Judging by its first three films—Super Troopers, Club Dread, and the frequently hilarious new Beerfest—the comedy troupe Broken Lizard seems committed to the modest but essential goal of providing entertainment to get loaded by. Broken Lizard's work lacks the discipline of good farce—some scenes sag from runaway improvisation sessions, while others stop the narrative in its tracks—but given the unusually casual relationship that many viewers have with the group's films, that isn't a great weakness. Whether seen between bong hits or through the blurry translucence of a beer glass, Broken Lizard movies reward short attention spans with an agreeably rowdy tone, plenty of choice one-liners, and lowbrow gags that are smarter and more off-center than expected. With Dazed And Confused and Harold & Kumar Go To White Castle enjoying a hammerlock on the marijuana crowd, Broken Lizard turns its attentions to good old-fashioned suds-sucking in Beerfest, which is a little like Guy Maddin's The Saddest Music In The World for frat guys.
The nonsensical shaggy-dog plot begins when American brothers Erik Stolhanske and Paul Soter carry out the dying request of their German grandfather, who wished to have his ashes laid to rest during Oktoberfest. Once in Bavaria, the men stumble upon the underground international drinking competition Beerfest, which is dominated by a German team whose leader (an inspired Jürgen Prochnow) has a grudge against their grandfather. After getting humiliated by the Germans, who accuse their grandfather of stealing a beer recipe and their mother (Cloris Leachman) of being a whore, Stolhanske and Soter vow to avenge their loss. To that end, they recruit a few drinking buddies: Kevin Heffernan, a guzzler with disturbing appetites; Jay Chandrasekhar, a beer-pong and quarters wizard who has fallen on hard times; and Steve Lemme, a scientist who spends much of his day whacking off toads.

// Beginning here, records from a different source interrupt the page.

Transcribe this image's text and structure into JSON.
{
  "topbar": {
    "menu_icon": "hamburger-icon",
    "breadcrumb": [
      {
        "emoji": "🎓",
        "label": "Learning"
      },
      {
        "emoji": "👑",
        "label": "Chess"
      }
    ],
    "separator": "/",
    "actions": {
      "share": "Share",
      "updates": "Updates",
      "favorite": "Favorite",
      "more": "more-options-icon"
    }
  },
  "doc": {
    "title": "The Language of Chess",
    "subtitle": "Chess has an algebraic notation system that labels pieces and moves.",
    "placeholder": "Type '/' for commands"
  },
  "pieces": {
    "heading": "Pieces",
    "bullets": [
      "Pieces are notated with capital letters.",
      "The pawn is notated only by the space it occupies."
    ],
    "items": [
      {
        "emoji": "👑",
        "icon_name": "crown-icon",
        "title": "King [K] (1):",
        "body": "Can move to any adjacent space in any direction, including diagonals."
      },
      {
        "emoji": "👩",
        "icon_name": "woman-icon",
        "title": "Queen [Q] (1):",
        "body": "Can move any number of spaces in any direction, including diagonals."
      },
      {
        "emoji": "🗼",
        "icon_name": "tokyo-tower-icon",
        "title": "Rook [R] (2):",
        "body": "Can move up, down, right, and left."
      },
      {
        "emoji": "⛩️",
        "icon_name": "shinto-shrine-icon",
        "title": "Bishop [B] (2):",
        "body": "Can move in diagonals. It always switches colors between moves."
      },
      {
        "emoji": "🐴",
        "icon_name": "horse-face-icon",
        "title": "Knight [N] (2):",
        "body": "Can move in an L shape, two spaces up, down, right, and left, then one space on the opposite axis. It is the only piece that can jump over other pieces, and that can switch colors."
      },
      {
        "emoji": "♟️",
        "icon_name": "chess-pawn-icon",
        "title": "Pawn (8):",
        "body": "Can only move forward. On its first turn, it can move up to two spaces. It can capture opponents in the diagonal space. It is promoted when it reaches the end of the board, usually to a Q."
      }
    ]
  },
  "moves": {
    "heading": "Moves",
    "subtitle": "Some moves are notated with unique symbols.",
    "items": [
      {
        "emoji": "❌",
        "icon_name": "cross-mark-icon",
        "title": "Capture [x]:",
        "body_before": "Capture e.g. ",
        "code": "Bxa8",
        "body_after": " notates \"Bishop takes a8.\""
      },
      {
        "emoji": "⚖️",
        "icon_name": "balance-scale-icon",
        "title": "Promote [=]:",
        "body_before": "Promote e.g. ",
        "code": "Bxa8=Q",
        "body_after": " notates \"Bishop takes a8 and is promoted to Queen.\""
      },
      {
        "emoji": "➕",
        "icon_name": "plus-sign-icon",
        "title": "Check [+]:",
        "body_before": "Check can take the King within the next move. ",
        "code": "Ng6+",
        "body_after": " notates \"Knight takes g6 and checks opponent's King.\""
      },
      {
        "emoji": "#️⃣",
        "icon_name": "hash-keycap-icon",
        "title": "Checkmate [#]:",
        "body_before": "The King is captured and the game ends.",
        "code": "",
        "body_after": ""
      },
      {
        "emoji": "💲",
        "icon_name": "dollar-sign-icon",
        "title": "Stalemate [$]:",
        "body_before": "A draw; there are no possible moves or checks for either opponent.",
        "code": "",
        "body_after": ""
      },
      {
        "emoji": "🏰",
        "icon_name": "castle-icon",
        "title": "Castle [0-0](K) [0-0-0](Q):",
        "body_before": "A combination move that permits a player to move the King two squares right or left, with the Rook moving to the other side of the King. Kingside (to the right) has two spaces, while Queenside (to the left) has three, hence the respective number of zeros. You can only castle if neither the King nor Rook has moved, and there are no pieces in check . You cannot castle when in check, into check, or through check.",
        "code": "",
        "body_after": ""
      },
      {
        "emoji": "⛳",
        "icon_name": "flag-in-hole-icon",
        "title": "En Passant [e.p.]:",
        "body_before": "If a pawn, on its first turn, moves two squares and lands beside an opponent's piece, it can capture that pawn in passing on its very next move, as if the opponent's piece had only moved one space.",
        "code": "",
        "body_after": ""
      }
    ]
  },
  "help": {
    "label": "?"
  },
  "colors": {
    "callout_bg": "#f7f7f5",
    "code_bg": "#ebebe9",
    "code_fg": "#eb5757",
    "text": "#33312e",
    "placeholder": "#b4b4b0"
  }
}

Beerfest gets off to a shaky start and sputters to a conclusion at least half an hour later than it should, but it's got a creamy middle—it takes off once the gang reunites and begins a yearlong training session. Of course, "training" involves our heroes teaching themselves how to drink beer more efficiently and in greater quantities, employing tried-and-true German techniques like gulping down jars of ram piss. (The logic runs that anything goes down smoother than ram piss.) Random silliness rules the day, but the gags are frequently surprising, from a morning-after shot of a boozer waking up next to a ravaged deer ("Not again!" he screams with a bloody mouth) to the bizarre sight of Prochnow and Mo'Nique French-kissing. No doubt it's even funnier when you're wasted.